Things average out with more rolls:
n_dice = 10**6
dice_rolls = npr.randint(1, 6+1, n_dice)
# Count each outcome: this needs a list instead of an array:
dice_rolls_list = list(dice_rolls)
for value in (1, 2, 3, 4, 5, 6):
count = dice_rolls_list.count(value)
print(value, 'occured a fraction', count/n_dice, 'of the time')
(n, bin_edges, patches) = plt.hist(dice_rolls, bins = bin_edges)
1 occured a fraction 0.166567 of the time
2 occured a fraction 0.166454 of the time
3 occured a fraction 0.166568 of the time
4 occured a fraction 0.16633 of the time
5 occured a fraction 0.167526 of the time
6 occured a fraction 0.166555 of the time
The histogram is now visually boring, but mathematically more satisfying.
Exercise A: approximating \(\pi\)¶
We can compute approximations of \(\pi\) by using the fact that the unit circle occupies a fraction \(\pi/4\) of the circumscribed square:
plt.figure(figsize=[8, 8])
angle = np.linspace(0, 2*np.pi)
# Red circle
plt.plot(np.cos(angle), np.sin(angle), 'r')
# Blue square
plt.plot([-1,1], [-1,-1], 'b') # bottom side of square
plt.plot([1,1], [-1,1], 'b') # right side of square
plt.plot([1,-1], [1,1], 'b') # top side of square
plt.plot([-1,-1], [1,-1], 'b') # left side of square
[<matplotlib.lines.Line2D at 0x7fc7ea44be10>]
We can use this fact as follows:
generate a list of \(N\) random points in the square \([-1,1] \times [-1,1]\) that circumscribes the unit circle, by generating successive unifromly distributed random values for both the \(x\) and \(y\) coordinates.

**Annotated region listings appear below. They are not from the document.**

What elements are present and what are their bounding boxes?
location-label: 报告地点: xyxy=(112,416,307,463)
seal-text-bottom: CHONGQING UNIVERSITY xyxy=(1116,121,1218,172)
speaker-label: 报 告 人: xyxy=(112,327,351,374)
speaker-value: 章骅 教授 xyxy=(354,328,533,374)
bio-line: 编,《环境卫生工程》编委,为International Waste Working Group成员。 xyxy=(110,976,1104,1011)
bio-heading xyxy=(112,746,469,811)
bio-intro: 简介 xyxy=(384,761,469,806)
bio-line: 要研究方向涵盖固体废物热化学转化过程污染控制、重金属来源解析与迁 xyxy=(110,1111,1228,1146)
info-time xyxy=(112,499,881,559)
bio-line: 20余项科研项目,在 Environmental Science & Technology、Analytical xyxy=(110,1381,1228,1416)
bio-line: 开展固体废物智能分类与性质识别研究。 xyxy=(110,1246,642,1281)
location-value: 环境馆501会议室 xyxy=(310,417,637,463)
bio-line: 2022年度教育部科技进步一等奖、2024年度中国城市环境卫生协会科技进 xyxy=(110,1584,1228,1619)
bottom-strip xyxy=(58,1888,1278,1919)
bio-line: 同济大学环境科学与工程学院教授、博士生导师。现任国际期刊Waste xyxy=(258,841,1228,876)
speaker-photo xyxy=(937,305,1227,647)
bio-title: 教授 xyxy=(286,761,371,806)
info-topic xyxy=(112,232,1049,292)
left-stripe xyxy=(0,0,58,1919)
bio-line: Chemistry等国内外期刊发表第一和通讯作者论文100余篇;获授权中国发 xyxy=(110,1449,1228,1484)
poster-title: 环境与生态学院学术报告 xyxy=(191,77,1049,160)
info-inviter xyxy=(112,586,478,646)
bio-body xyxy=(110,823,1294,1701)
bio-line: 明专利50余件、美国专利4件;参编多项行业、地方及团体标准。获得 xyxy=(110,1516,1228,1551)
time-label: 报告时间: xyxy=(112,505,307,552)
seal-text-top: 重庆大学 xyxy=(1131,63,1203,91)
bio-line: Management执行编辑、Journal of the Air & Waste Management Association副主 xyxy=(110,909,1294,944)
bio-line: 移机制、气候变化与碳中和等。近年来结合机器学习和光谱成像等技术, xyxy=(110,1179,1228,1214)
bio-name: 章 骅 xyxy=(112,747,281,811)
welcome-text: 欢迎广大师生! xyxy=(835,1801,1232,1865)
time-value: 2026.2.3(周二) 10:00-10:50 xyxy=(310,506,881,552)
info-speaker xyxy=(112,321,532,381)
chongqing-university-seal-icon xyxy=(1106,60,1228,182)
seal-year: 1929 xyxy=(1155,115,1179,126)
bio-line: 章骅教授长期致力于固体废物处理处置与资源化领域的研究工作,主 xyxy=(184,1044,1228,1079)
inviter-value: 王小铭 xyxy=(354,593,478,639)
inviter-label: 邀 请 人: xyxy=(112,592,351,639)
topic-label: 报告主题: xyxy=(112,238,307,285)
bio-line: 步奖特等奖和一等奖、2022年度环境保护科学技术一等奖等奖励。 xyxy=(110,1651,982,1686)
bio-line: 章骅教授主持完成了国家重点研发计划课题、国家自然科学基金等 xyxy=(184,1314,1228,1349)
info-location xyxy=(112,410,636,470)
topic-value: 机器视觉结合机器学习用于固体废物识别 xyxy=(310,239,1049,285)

compute the fraction of these that are inside the unit circle, which should be approximately \(\pi/4\). (\(N\) needs to be fairly large; you could try \(N=100\) initially, but will increase it later.)
Multiply by four and there you are!
Do multiple trials with the same number \(N\) of samples, to see the variation as an indication of accuracy.
Collect the various approximations of \(\pi\) in a list, compute the (sample) mean and (sample) standard deviation of the list, and illustrate with a histogram.
Exercise B¶
It takes a lot of samples to get decent accuracy, so after part (a) is working, experiment with successively more samples; increase the number \(N\) of samples per trial by big steps, like factors of 100.
For each choice of sample size \(N\), compute the mean and standard deviation, and plot the histogram.